りそなホールディングスが地銀との緩やかな連合づくりを推進している。りそなが持つ競争力のある商品やシステムを地銀に提供する。目指すは地銀のDXパートナー。システムも外部連携に適した構成につくり変える。
「店頭まで含めてデジタルプラットフォームをトータルで提供している企業はりそな以外、見当たらなかった」。茨城県を地盤にする常陽銀行の田中正樹経営企画部副部長兼IT戦略室長は、りそなホールディングスのバンキングアプリの導入を決めた理由をこう明かす。バンキングアプリは「りそなグループアプリ」をベースにしている。店頭に置くセルフ端末の導入も検討中だ。

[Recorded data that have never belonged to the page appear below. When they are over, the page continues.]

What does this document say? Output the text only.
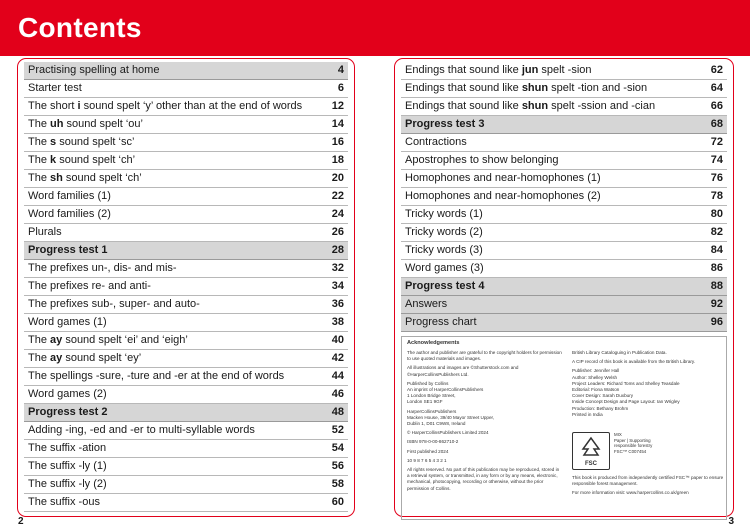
Contents
Practising spelling at home	4
Starter test	6
The short i sound spelt ‘y’ other than at the end of words	12
The uh sound spelt ‘ou’	14
The s sound spelt ‘sc’	16
The k sound spelt ‘ch’	18
The sh sound spelt ‘ch’	20
Word families (1)	22
Word families (2)	24
Plurals	26
Progress test 1	28
The prefixes un-, dis- and mis-	32
The prefixes re- and anti-	34
The prefixes sub-, super- and auto-	36
Word games (1)	38
The ay sound spelt ‘ei’ and ‘eigh’	40
The ay sound spelt ‘ey’	42
The spellings -sure, -ture and -er at the end of words	44
Word games (2)	46
Progress test 2	48
Adding -ing, -ed and -er to multi-syllable words	52
The suffix -ation	54
The suffix -ly (1)	56
The suffix -ly (2)	58
The suffix -ous	60
Endings that sound like jun spelt -sion	62
Endings that sound like shun spelt -tion and -sion	64
Endings that sound like shun spelt -ssion and -cian	66
Progress test 3	68
Contractions	72
Apostrophes to show belonging	74
Homophones and near-homophones (1)	76
Homophones and near-homophones (2)	78
Tricky words (1)	80
Tricky words (2)	82
Tricky words (3)	84
Word games (3)	86
Progress test 4	88
Answers	92
Progress chart	96
Acknowledgements

The author and publisher are grateful to the copyright holders for permission to use quoted materials and images.

All illustrations and images are ©Shutterstock.com and ©HarperCollinsPublishers Ltd.

Published by Collins
An imprint of HarperCollinsPublishers
1 London Bridge Street,
London SE1 9GF

HarperCollinsPublishers
Macken House, 39/40 Mayor Street Upper,
Dublin 1, D01 C9W8, Ireland

© HarperCollinsPublishers Limited 2024

ISBN 978-0-00-862710-2

First published 2024

10 9 8 7 6 5 4 3 2 1

All rights reserved. No part of this publication may be reproduced, stored in a retrieval system, or transmitted, in any form or by any means, electronic, mechanical, photocopying, recording or otherwise, without the prior permission of Collins.

British Library Cataloguing in Publication Data.

A CIP record of this book is available from the British Library.

Publisher: Jennifer Hall
Author: Shelley Welsh
Project Leaders: Richard Toms and Shelley Teasdale
Editorial: Fiona Watson
Cover Design: Sarah Duxbury
Inside Concept Design and Page Layout: Ian Wrigley
Production: Bethany Brohm
Printed in India

FSC
MIX
Paper | Supporting
responsible forestry
FSC™ C007454

This book is produced from independently certified FSC™ paper to ensure responsible forest management.

For more information visit: www.harpercollins.co.uk/green

2	3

りそなは今、「オープンプラットフォーム」を掲げ、地域金融機関との緩やかな連合づくりを模索している。りそなの商品やシステム、人材を地銀に開放し「ウィンウィンの関係を目指す」(りそなの南昌宏社長)。地銀再編は資本提携まで踏み込むケースが多いが、りそなは資本提携ありきで考えてはいない。
りそなが地銀と組む狙いは2つある。1つは地銀に商品やシステムを提供し、利用料を得ること。もう1つはアプリなどの利用者基盤を拡充し、データ分析など新ビジネスの創出につなげることだ。りそなの野口幹夫取締役兼執行役は「グループアプリは2022年度末までに500万ダウンロードを目指しているが、地銀が加われば1000万人規模が使うアプリになり得る」と期待を寄せる。
「りそなとは目線が近い」
オープンプラットフォームが具体化した第1弾が、常陽銀行や足利銀行を傘下に持つめぶきフィナンシャルグループとの提携だ。めぶきは2020年度中をめどに、りそなのグループアプリをベースにしたバンキングアプリを導入する。セルフ端末の展開も検討している。

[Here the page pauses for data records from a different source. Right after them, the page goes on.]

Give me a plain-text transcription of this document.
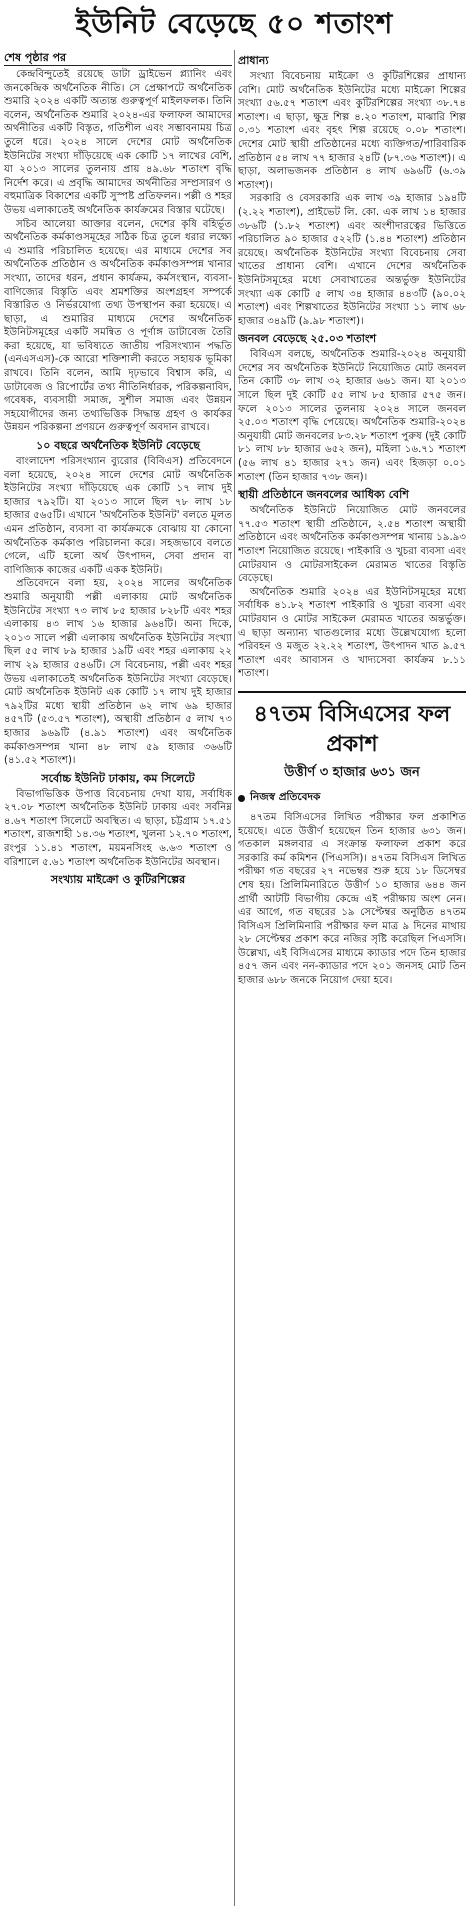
ইউনিট বেড়েছে ৫০ শতাংশ
শেষ পৃষ্ঠার পর

কেন্দ্রবিন্দুতেই রয়েছে ডাটা ড্রাইভেন প্ল্যানিং এবং জনকেন্দ্রিক অর্থনৈতিক নীতি। সে প্রেক্ষাপটে অর্থনৈতিক শুমারি ২০২৪ একটি অত্যন্ত গুরুত্বপূর্ণ মাইলফলক। তিনি বলেন, অর্থনৈতিক শুমারি ২০২৪-এর ফলাফল আমাদের অর্থনীতির একটি বিস্তৃত, গতিশীল এবং সম্ভাবনাময় চিত্র তুলে ধরে। ২০২৪ সালে দেশের মোট অর্থনৈতিক ইউনিটের সংখ্যা দাঁড়িয়েছে এক কোটি ১৭ লাখের বেশি, যা ২০১৩ সালের তুলনায় প্রায় ৪৯.৬৮ শতাংশ বৃদ্ধি নির্দেশ করে। এ প্রবৃদ্ধি আমাদের অর্থনীতির সম্প্রসারণ ও বহুমাত্রিক বিকাশের একটি সুস্পষ্ট প্রতিফলন। পল্লী ও শহর উভয় এলাকাতেই অর্থনৈতিক কার্যক্রমের বিস্তার ঘটেছে।

সচিব আলেয়া আক্তার বলেন, দেশের কৃষি বহির্ভূত অর্থনৈতিক কর্মকাণ্ডসমূহের সঠিক চিত্র তুলে ধরার লক্ষ্যে এ শুমারি পরিচালিত হয়েছে। এর মাধ্যমে দেশের সব অর্থনৈতিক প্রতিষ্ঠান ও অর্থনৈতিক কর্মকাণ্ডসম্পন্ন খানার সংখ্যা, তাদের ধরন, প্রধান কার্যক্রম, কর্মসংস্থান, ব্যবসা-বাণিজ্যের বিস্তৃতি এবং শ্রমশক্তির অংশগ্রহণ সম্পর্কে বিস্তারিত ও নির্ভরযোগ্য তথ্য উপস্থাপন করা হয়েছে। এ ছাড়া, এ শুমারির মাধ্যমে দেশের অর্থনৈতিক ইউনিটসমূহের একটি সমন্বিত ও পূর্ণাঙ্গ ডাটাবেজ তৈরি করা হয়েছে, যা ভবিষ্যতে জাতীয় পরিসংখ্যান পদ্ধতি (এনএসএস)-কে আরো শক্তিশালী করতে সহায়ক ভূমিকা রাখবে। তিনি বলেন, আমি দৃঢ়ভাবে বিশ্বাস করি, এ ডাটাবেজ ও রিপোর্টের তথ্য নীতিনির্ধারক, পরিকল্পনাবিদ, গবেষক, ব্যবসায়ী সমাজ, সুশীল সমাজ এবং উন্নয়ন সহযোগীদের জন্য তথ্যভিত্তিক সিদ্ধান্ত গ্রহণ ও কার্যকর উন্নয়ন পরিকল্পনা প্রণয়নে গুরুত্বপূর্ণ অবদান রাখবে।

১০ বছরে অর্থনৈতিক ইউনিট বেড়েছে

বাংলাদেশ পরিসংখ্যান ব্যুরোর (বিবিএস) প্রতিবেদনে বলা হয়েছে, ২০২৪ সালে দেশের মোট অর্থনৈতিক ইউনিটের সংখ্যা দাঁড়িয়েছে এক কোটি ১৭ লাখ দুই হাজার ৭৯২টি। যা ২০১৩ সালে ছিল ৭৮ লাখ ১৮ হাজার ৫৬৫টি। এখানে 'অর্থনৈতিক ইউনিট' বলতে মূলত এমন প্রতিষ্ঠান, ব্যবসা বা কার্যক্রমকে বোঝায় যা কোনো অর্থনৈতিক কর্মকাণ্ড পরিচালনা করে। সহজভাবে বলতে গেলে, এটি হলো অর্থ উৎপাদন, সেবা প্রদান বা বাণিজ্যিক কাজের একটি একক ইউনিট।

প্রতিবেদনে বলা হয়, ২০২৪ সালের অর্থনৈতিক শুমারি অনুযায়ী পল্লী এলাকায় মোট অর্থনৈতিক ইউনিটের সংখ্যা ৭৩ লাখ ৮৫ হাজার ৮২৮টি এবং শহর এলাকায় ৪৩ লাখ ১৬ হাজার ৯৬৪টি। অন্য দিকে, ২০১৩ সালে পল্লী এলাকায় অর্থনৈতিক ইউনিটের সংখ্যা ছিল ৫৫ লাখ ৮৯ হাজার ১৯টি এবং শহর এলাকায় ২২ লাখ ২৯ হাজার ৫৪৬টি। সে বিবেচনায়, পল্লী এবং শহর উভয় এলাকাতেই অর্থনৈতিক ইউনিটের সংখ্যা বেড়েছে। মোট অর্থনৈতিক ইউনিট এক কোটি ১৭ লাখ দুই হাজার ৭৯২টির মধ্যে স্থায়ী প্রতিষ্ঠান ৬২ লাখ ৬৯ হাজার ৪৫৭টি (৫৩.৫৭ শতাংশ), অস্থায়ী প্রতিষ্ঠান ৫ লাখ ৭৩ হাজার ৯৬৯টি (৪.৯১ শতাংশ) এবং অর্থনৈতিক কর্মকাণ্ডসম্পন্ন খানা ৪৮ লাখ ৫৯ হাজার ৩৬৬টি (৪১.৫২ শতাংশ)।

সর্বোচ্চ ইউনিট ঢাকায়, কম সিলেটে

বিভাগভিত্তিক উপাত্ত বিবেচনায় দেখা যায়, সর্বাধিক ২৭.০৮ শতাংশ অর্থনৈতিক ইউনিট ঢাকায় এবং সর্বনিম্ন ৪.৬৭ শতাংশ সিলেটে অবস্থিত। এ ছাড়া, চট্টগ্রাম ১৭.৫১ শতাংশ, রাজশাহী ১৪.৩৬ শতাংশ, খুলনা ১২.৭০ শতাংশ, রংপুর ১১.৪১ শতাংশ, ময়মনসিংহ ৬.৬৩ শতাংশ ও বরিশালে ৫.৬১ শতাংশ অর্থনৈতিক ইউনিটের অবস্থান।

সংখ্যায় মাইক্রো ও কুটিরশিল্পের
প্রাধান্য

সংখ্যা বিবেচনায় মাইক্রো ও কুটিরশিল্পের প্রাধান্য বেশি। মোট অর্থনৈতিক ইউনিটের মধ্যে মাইক্রো শিল্পের সংখ্যা ৫৬.৫৭ শতাংশ এবং কুটিরশিল্পের সংখ্যা ৩৮.৭৪ শতাংশ। এ ছাড়া, ক্ষুদ্র শিল্প ৪.২০ শতাংশ, মাঝারি শিল্প ০.৩১ শতাংশ এবং বৃহৎ শিল্প রয়েছে ০.০৮ শতাংশ। দেশের মোট স্থায়ী প্রতিষ্ঠানের মধ্যে ব্যক্তিগত/পারিবারিক প্রতিষ্ঠান ৫৪ লাখ ৭৭ হাজার ২৪টি (৮৭.৩৬ শতাংশ)। এ ছাড়া, অলাভজনক প্রতিষ্ঠান ৪ লাখ ৬৯৬টি (৬.৩৯ শতাংশ)।

সরকারি ও বেসরকারি এক লাখ ৩৯ হাজার ১৯৪টি (২.২২ শতাংশ), প্রাইভেট লি. কো. এক লাখ ১৪ হাজার ৩৮৬টি (১.৮২ শতাংশ) এবং অংশীদারত্বের ভিত্তিতে পরিচালিত ৯০ হাজার ৫২২টি (১.৪৪ শতাংশ) প্রতিষ্ঠান রয়েছে। অর্থনৈতিক ইউনিটের সংখ্যা বিবেচনায় সেবা খাতের প্রাধান্য বেশি। এখানে দেশের অর্থনৈতিক ইউনিটসমূহের মধ্যে সেবাখাতের অন্তর্ভুক্ত ইউনিটের সংখ্যা এক কোটি ৫ লাখ ৩৪ হাজার ৪৪৩টি (৯০.০২ শতাংশ) এবং শিল্পখাতের ইউনিটের সংখ্যা ১১ লাখ ৬৮ হাজার ৩৪৯টি (৯.৯৮ শতাংশ)।

জনবল বেড়েছে ২৫.০৩ শতাংশ

বিবিএস বলছে, অর্থনৈতিক শুমারি-২০২৪ অনুযায়ী দেশের সব অর্থনৈতিক ইউনিটে নিয়োজিত মোট জনবল তিন কোটি ৩৮ লাখ ৩২ হাজার ৬৬১ জন। যা ২০১৩ সালে ছিল দুই কোটি ৫৫ লাখ ৮৫ হাজার ৫৭৫ জন। ফলে ২০১৩ সালের তুলনায় ২০২৪ সালে জনবল ২৫.০৩ শতাংশ বৃদ্ধি পেয়েছে। অর্থনৈতিক শুমারি-২০২৪ অনুযায়ী মোট জনবলের ৮৩.২৮ শতাংশ পুরুষ (দুই কোটি ৮১ লাখ ৮৮ হাজার ৬৫২ জন), মহিলা ১৬.৭১ শতাংশ (৫৬ লাখ ৪১ হাজার ২৭১ জন) এবং হিজড়া ০.০১ শতাংশ (তিন হাজার ৭৩৮ জন)।

স্থায়ী প্রতিষ্ঠানে জনবলের আধিক্য বেশি

অর্থনৈতিক ইউনিটে নিয়োজিত মোট জনবলের ৭৭.৫৩ শতাংশ স্থায়ী প্রতিষ্ঠানে, ২.৫৪ শতাংশ অস্থায়ী প্রতিষ্ঠানে এবং অর্থনৈতিক কর্মকাণ্ডসম্পন্ন খানায় ১৯.৯৩ শতাংশ নিয়োজিত রয়েছে। পাইকারি ও খুচরা ব্যবসা এবং মোটরযান ও মোটরসাইকেল মেরামত খাতের বিস্তৃতি বেড়েছে।

অর্থনৈতিক শুমারি ২০২৪ এর ইউনিটসমূহের মধ্যে সর্বাধিক ৪১.৮২ শতাংশ পাইকারি ও খুচরা ব্যবসা এবং মোটরযান ও মোটর সাইকেল মেরামত খাতের অন্তর্ভুক্ত। এ ছাড়া অন্যান্য খাতগুলোর মধ্যে উল্লেখযোগ্য হলো পরিবহন ও মজুত ২২.২২ শতাংশ, উৎপাদন খাত ৯.৫৭ শতাংশ এবং আবাসন ও খাদ্যসেবা কার্যক্রম ৮.১১ শতাংশ।

৪৭তম বিসিএসের ফল প্রকাশ
উত্তীর্ণ ৩ হাজার ৬৩১ জন
নিজস্ব প্রতিবেদক

৪৭তম বিসিএসের লিখিত পরীক্ষার ফল প্রকাশিত হয়েছে। এতে উত্তীর্ণ হয়েছেন তিন হাজার ৬৩১ জন। গতকাল মঙ্গলবার এ সংক্রান্ত ফলাফল প্রকাশ করে সরকারি কর্ম কমিশন (পিএসসি)। ৪৭তম বিসিএস লিখিত পরীক্ষা গত বছরের ২৭ নভেম্বর শুরু হয়ে ১৮ ডিসেম্বর শেষ হয়। প্রিলিমিনারিতে উত্তীর্ণ ১০ হাজার ৬৪৪ জন প্রার্থী আটটি বিভাগীয় কেন্দ্রে এই পরীক্ষায় অংশ নেন। এর আগে, গত বছরের ১৯ সেপ্টেম্বর অনুষ্ঠিত ৪৭তম বিসিএস প্রিলিমিনারি পরীক্ষার ফল মাত্র ৯ দিনের মাথায় ২৮ সেপ্টেম্বর প্রকাশ করে নজির সৃষ্টি করেছিল পিএসসি। উল্লেখ্য, এই বিসিএসের মাধ্যমে ক্যাডার পদে তিন হাজার ৪৫৭ জন এবং নন-ক্যাডার পদে ২০১ জনসহ মোট তিন হাজার ৬৮৮ জনকে নিয়োগ দেয়া হবে।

なぜりそなだったのか。理由はりそなも傘下に関西みらい銀行やみなと銀行という地銀を抱え、似通った経営課題に直面していたからだ。常陽銀行の場合、同行の担当者が実際に会えている顧客の割合は2割に満たず、会えていない8割超の顧客との関係強化が課題だった。りそなのバンキングアプリはこの課題を解決する武器になる。
常陽銀行の細貝聖経営企画部IT戦略室主任調査役は「デジタル分野を自前でやり切るのは限界がある」と打ち明ける。同行はデジタル分野の提携先としてりそな以外にインターネット銀行やFinTech企業なども検討したが「りそなとは目線が近かった」(田中副部長)。りそながめぶきの「DXパートナー」の役割を果たすわけだ。

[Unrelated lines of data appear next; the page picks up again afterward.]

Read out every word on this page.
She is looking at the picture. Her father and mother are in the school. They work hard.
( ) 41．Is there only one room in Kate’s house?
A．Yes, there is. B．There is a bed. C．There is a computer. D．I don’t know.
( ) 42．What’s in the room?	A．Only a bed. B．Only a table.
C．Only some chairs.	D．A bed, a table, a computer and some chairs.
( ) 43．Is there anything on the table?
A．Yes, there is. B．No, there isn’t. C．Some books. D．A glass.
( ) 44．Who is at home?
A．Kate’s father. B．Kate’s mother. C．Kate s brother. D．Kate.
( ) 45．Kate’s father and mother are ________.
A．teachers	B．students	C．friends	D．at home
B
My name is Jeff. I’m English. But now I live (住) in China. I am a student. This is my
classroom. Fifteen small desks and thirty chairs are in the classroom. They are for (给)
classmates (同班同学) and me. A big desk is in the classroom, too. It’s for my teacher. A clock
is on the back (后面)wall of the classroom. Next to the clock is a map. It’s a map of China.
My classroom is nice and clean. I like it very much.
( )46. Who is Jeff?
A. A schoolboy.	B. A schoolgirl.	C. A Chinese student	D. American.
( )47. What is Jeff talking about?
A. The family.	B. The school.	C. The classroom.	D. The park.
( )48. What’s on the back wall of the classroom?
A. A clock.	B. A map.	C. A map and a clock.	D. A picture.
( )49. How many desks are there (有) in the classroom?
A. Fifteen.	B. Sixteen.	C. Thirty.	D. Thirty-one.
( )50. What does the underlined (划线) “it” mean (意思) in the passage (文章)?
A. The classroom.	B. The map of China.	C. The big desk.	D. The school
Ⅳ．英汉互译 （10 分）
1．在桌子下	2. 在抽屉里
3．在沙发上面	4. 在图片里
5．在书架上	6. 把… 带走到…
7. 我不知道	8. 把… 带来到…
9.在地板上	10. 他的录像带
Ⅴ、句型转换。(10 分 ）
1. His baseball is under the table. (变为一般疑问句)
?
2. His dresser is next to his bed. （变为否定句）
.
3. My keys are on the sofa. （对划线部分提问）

りそなはオープンプラットフォームで、バンキングアプリやセルフ端末の外部提供だけを考えているわけではない。地銀から要望があれば、りそなの投資商品である「ファンドラップ」などの提供や勘定系システムの共同化も視野に入れている。
勘定系システムの共同化に当たっては、2003年に旧あさひ銀行のシステムをりそな銀行と埼玉りそな銀行のシステムに論理分割したのをきっかけに、マルチバンク対応を終えているという。地銀はりそなと勘定系システムを共同化することで、顧客がりそなの店舗の窓口でも取引ができたり、通帳や伝票を統合したりできる。
りそなの野口取締役は「これまでのオペレーション改革で事務量を半分以上減らした。地銀はその実績をすぐにでも享受できるのでメリットは大きい」と自信を見せる。